(雪柳留影)

      我的理想,好陈旧的题目!小时候在乡下长大,老师布置这个作文时,小家伙们无知无畏,一个个都崇高得很,有说想当医生的、当警察的、当作家的、当科学家的,就是没有人想当农民。    

      现在想来有点奇怪,为什么都不愿意当农民呢?多半是因为父母的训导和老师的诱导吧。在乡下做爹娘的总是喜欢这么训斥不听话的孩子:不读书你干什么呀,考个“农业大学”,回家盘泥巴吧你!当老师的更是循循善诱:同学们,我们要有远大理想和目标,因为远大所以才会有美好前程!烂泥巴稻草农药化肥收割机近在眼前,天天打交道,实在不能叫理想而只能叫“务实”了!       
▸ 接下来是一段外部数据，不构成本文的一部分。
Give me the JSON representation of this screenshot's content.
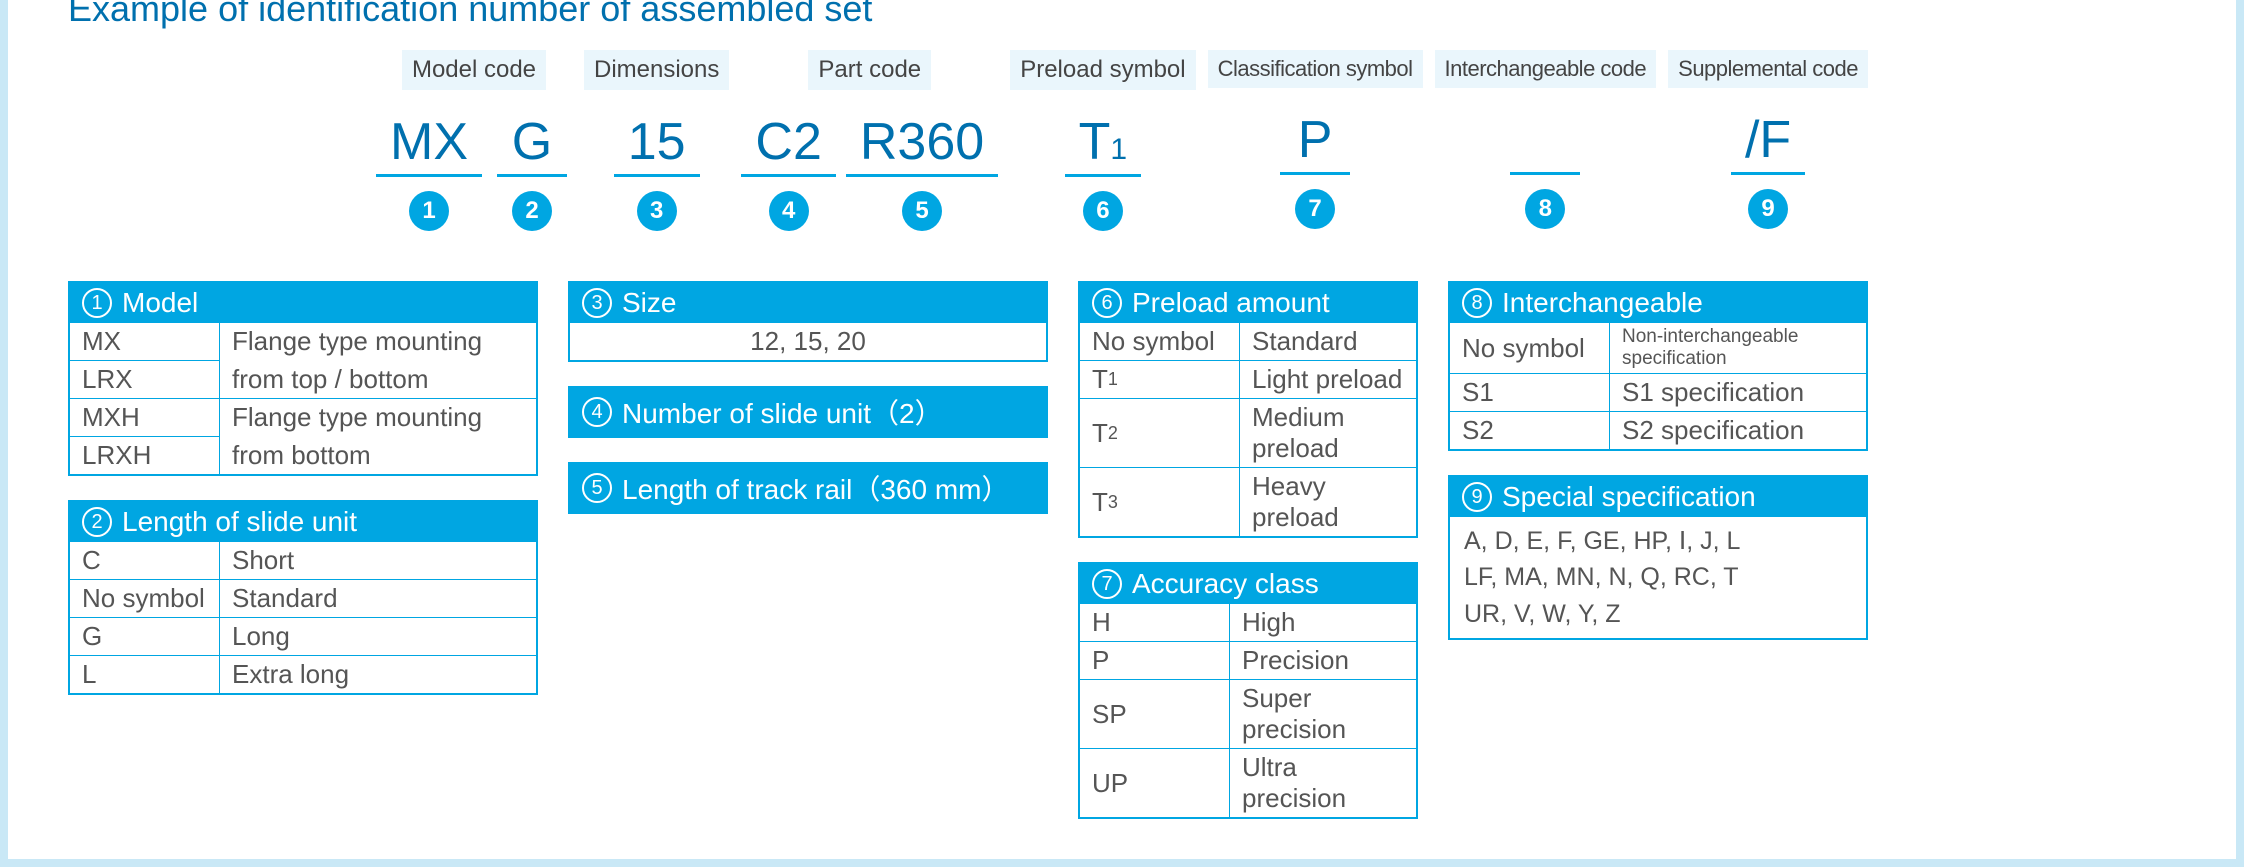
{
  "title": "Example of identification number of assembled set",
  "colors": {
    "brand": "#00a6e2",
    "brand_dark": "#0070ae",
    "panel_bg": "#eaf6fc"
  },
  "segments": [
    {
      "label": "Model code",
      "codes": [
        {
          "text": "MX",
          "n": "1"
        },
        {
          "text": "G",
          "n": "2"
        }
      ]
    },
    {
      "label": "Dimensions",
      "codes": [
        {
          "text": "15",
          "n": "3"
        }
      ]
    },
    {
      "label": "Part code",
      "codes": [
        {
          "text": "C2",
          "n": "4"
        },
        {
          "text": "R360",
          "n": "5"
        }
      ]
    },
    {
      "label": "Preload symbol",
      "codes": [
        {
          "text": "T",
          "sub": "1",
          "n": "6"
        }
      ]
    },
    {
      "label": "Classification symbol",
      "narrow": true,
      "codes": [
        {
          "text": "P",
          "n": "7"
        }
      ]
    },
    {
      "label": "Interchangeable code",
      "narrow": true,
      "codes": [
        {
          "text": "",
          "n": "8"
        }
      ]
    },
    {
      "label": "Supplemental code",
      "narrow": true,
      "codes": [
        {
          "text": "/F",
          "n": "9"
        }
      ]
    }
  ],
  "legend": {
    "box1": {
      "n": "1",
      "title": "Model",
      "rows": [
        {
          "k": "MX",
          "v": "Flange type mounting",
          "cont": true
        },
        {
          "k": "LRX",
          "v": "from top / bottom"
        },
        {
          "k": "MXH",
          "v": "Flange type mounting",
          "cont": true
        },
        {
          "k": "LRXH",
          "v": "from bottom"
        }
      ]
    },
    "box2": {
      "n": "2",
      "title": "Length of slide unit",
      "rows": [
        {
          "k": "C",
          "v": "Short"
        },
        {
          "k": "No symbol",
          "v": "Standard"
        },
        {
          "k": "G",
          "v": "Long"
        },
        {
          "k": "L",
          "v": "Extra long"
        }
      ]
    },
    "box3": {
      "n": "3",
      "title": "Size",
      "center_value": "12, 15, 20"
    },
    "box4": {
      "n": "4",
      "title": "Number of slide unit（2）"
    },
    "box5": {
      "n": "5",
      "title": "Length of track rail（360 mm）"
    },
    "box6": {
      "n": "6",
      "title": "Preload amount",
      "rows": [
        {
          "k": "No symbol",
          "v": "Standard"
        },
        {
          "k": "T",
          "ksub": "1",
          "v": "Light preload"
        },
        {
          "k": "T",
          "ksub": "2",
          "v": "Medium preload"
        },
        {
          "k": "T",
          "ksub": "3",
          "v": "Heavy preload"
        }
      ]
    },
    "box7": {
      "n": "7",
      "title": "Accuracy class",
      "rows": [
        {
          "k": "H",
          "v": "High"
        },
        {
          "k": "P",
          "v": "Precision"
        },
        {
          "k": "SP",
          "v": "Super precision"
        },
        {
          "k": "UP",
          "v": "Ultra precision"
        }
      ]
    },
    "box8": {
      "n": "8",
      "title": "Interchangeable",
      "rows": [
        {
          "k": "No symbol",
          "v": "Non-interchangeable specification",
          "small": true
        },
        {
          "k": "S1",
          "v": "S1 specification"
        },
        {
          "k": "S2",
          "v": "S2 specification"
        }
      ]
    },
    "box9": {
      "n": "9",
      "title": "Special specification",
      "note_lines": [
        "A, D, E, F, GE, HP, Ⅰ, J, L",
        "LF, MA, MN, N, Q, RC, T",
        "UR, V, W, Y, Z"
      ]
    }
  }
}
      那个时候童稚的心灵曾产生过一个比较务实的想法,那是什么呢?就是想当一名杂货店老板——grocer,这可能与我家对面的百货商店有关。这个商店以前是合作社,方圆十里内的老百姓都来这里购买日用品,人来人往的很热闹。我喜欢掌柜的与乡邻热乎乎“唠嗑”的感觉,东家长西家短陈谷子烂芝麻的一晃日上三竿一晃落日西斜了。谈不上什么远大目标,能养活一家人就行了,忙时进点货,闲时打打麻将,自家菜地自家种,天皇老子也不管,好不逍遥快活也么哥!   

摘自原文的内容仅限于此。